The submission of the Australian and New Zealand proposal is an important step in the international decision making process to determine the best place to site the Square Kilometre Array (SKA).
Australian Innovation Minister Senator Kim Carr and New Zealand Economic Development Minister David Carter said hosting the SKA would put Australia and New Zealand at the forefront of international science.
“This is an amazing opportunity for Kiwis to be involved in a world-leading project that pushes the boundaries of scientific discovery,” Mr Carter said.
“The region has a long tradition of excellence and innovation in radio astronomy that goes right back to the birth of the field,” Senator Carr said.
Senator Carr said the two countries are proud to submit a comprehensive and compelling response to the request for information by the international SKA project.
“We have a remote site based in Western Australia with exceptional radio quiet characteristics and superb astronomy infrastructure. And, thanks to the National Broadband Network, Australia is rolling out the necessary fibre-optic links to allow SKA signals to be processed and transmitted.”

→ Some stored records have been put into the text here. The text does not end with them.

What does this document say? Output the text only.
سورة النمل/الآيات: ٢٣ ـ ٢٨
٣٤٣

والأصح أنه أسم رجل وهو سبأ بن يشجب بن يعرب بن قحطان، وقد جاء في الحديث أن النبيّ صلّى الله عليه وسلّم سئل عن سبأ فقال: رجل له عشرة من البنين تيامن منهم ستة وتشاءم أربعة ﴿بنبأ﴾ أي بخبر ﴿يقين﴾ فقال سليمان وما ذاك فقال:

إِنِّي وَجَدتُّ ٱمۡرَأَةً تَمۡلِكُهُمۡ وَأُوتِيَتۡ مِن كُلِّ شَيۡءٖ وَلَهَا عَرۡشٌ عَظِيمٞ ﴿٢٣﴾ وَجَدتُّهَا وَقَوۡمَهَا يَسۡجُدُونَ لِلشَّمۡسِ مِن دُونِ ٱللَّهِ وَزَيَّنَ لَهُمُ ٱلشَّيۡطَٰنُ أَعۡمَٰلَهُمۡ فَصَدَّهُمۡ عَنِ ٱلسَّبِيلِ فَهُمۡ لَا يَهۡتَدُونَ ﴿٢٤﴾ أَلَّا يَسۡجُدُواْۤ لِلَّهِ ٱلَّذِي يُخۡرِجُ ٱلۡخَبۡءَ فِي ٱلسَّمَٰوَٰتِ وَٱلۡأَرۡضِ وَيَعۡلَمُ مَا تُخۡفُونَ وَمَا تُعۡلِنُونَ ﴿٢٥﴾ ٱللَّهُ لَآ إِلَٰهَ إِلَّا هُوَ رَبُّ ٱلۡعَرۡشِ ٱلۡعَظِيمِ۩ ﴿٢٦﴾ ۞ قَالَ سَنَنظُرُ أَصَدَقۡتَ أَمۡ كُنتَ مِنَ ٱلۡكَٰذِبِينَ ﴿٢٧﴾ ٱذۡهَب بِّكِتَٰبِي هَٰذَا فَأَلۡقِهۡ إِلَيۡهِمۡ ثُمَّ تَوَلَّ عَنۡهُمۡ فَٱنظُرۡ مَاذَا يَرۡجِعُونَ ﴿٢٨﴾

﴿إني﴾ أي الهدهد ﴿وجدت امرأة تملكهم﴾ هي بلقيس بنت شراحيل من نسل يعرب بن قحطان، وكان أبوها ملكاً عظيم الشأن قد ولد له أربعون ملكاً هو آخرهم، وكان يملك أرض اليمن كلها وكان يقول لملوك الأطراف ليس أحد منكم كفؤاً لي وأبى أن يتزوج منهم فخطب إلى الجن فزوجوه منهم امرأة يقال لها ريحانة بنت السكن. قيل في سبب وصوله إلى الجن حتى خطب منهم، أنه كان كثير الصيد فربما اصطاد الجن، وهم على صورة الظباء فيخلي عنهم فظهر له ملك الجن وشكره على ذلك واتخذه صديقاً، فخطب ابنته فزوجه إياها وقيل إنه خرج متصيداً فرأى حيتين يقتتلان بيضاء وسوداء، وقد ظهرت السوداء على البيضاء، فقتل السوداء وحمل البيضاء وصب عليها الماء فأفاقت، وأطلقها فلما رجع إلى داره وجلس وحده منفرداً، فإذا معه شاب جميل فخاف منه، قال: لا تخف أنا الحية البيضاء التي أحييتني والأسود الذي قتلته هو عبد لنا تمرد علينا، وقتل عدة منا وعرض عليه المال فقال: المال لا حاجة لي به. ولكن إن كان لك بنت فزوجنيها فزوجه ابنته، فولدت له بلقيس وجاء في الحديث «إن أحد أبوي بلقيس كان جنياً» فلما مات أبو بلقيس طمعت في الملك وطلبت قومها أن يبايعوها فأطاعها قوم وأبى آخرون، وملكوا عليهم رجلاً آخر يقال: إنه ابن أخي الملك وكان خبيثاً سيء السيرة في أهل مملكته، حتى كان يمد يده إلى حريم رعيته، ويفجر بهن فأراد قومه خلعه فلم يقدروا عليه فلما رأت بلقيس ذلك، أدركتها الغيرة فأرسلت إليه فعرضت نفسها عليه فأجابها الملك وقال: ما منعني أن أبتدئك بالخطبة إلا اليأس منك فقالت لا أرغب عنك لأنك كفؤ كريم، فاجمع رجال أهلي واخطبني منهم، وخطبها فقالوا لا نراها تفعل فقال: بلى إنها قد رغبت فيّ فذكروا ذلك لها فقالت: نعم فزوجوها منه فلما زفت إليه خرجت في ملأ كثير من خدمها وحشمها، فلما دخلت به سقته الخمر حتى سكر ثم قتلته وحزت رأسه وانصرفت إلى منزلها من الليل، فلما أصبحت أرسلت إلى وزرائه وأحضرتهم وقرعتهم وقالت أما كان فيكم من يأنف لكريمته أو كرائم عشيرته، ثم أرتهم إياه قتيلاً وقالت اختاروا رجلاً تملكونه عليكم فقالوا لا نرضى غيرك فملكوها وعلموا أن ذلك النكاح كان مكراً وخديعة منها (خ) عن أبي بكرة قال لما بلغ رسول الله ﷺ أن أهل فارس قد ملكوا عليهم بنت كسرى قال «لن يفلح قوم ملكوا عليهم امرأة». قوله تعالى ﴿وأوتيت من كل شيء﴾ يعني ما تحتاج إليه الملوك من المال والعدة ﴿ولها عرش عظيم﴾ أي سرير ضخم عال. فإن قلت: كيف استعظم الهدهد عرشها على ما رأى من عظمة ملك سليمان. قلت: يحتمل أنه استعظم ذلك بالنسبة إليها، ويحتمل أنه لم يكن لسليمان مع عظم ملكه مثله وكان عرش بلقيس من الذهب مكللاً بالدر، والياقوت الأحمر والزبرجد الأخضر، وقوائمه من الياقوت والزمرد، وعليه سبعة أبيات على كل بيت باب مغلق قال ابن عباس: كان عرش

Mr Carter said there will be innovation and science spinoffs for both countries. “The SKA has great potential for innovative and high-tech companies and can inspire a new generation of scientists like the renowned Ernest Rutherford.”
The final decision on the host site for the SKA is expected in early 2012, with the SKA expected to be operating in 2020.
The Ministers say today is an important milestone in the journey towards a completed SKA.
“This is a huge collaborative undertaking, involving a number of nations and an array of cutting-edge technologies. It is important that the project continues to meet the agreed timelines for completion,” Senator Carr said.
Australia and New Zealand’s submission is the result of a major collaborative effort between 47 agencies across the two countries. Australia and New Zealand SKA Project Director Dr Brian Boyle said he was impressed by the collaborative approach of so many agencies.
“As ever, I am both amazed and unsurprised by the way in which so many Australian and New Zealand organisations have worked together seamlessly to deliver the response,” he said.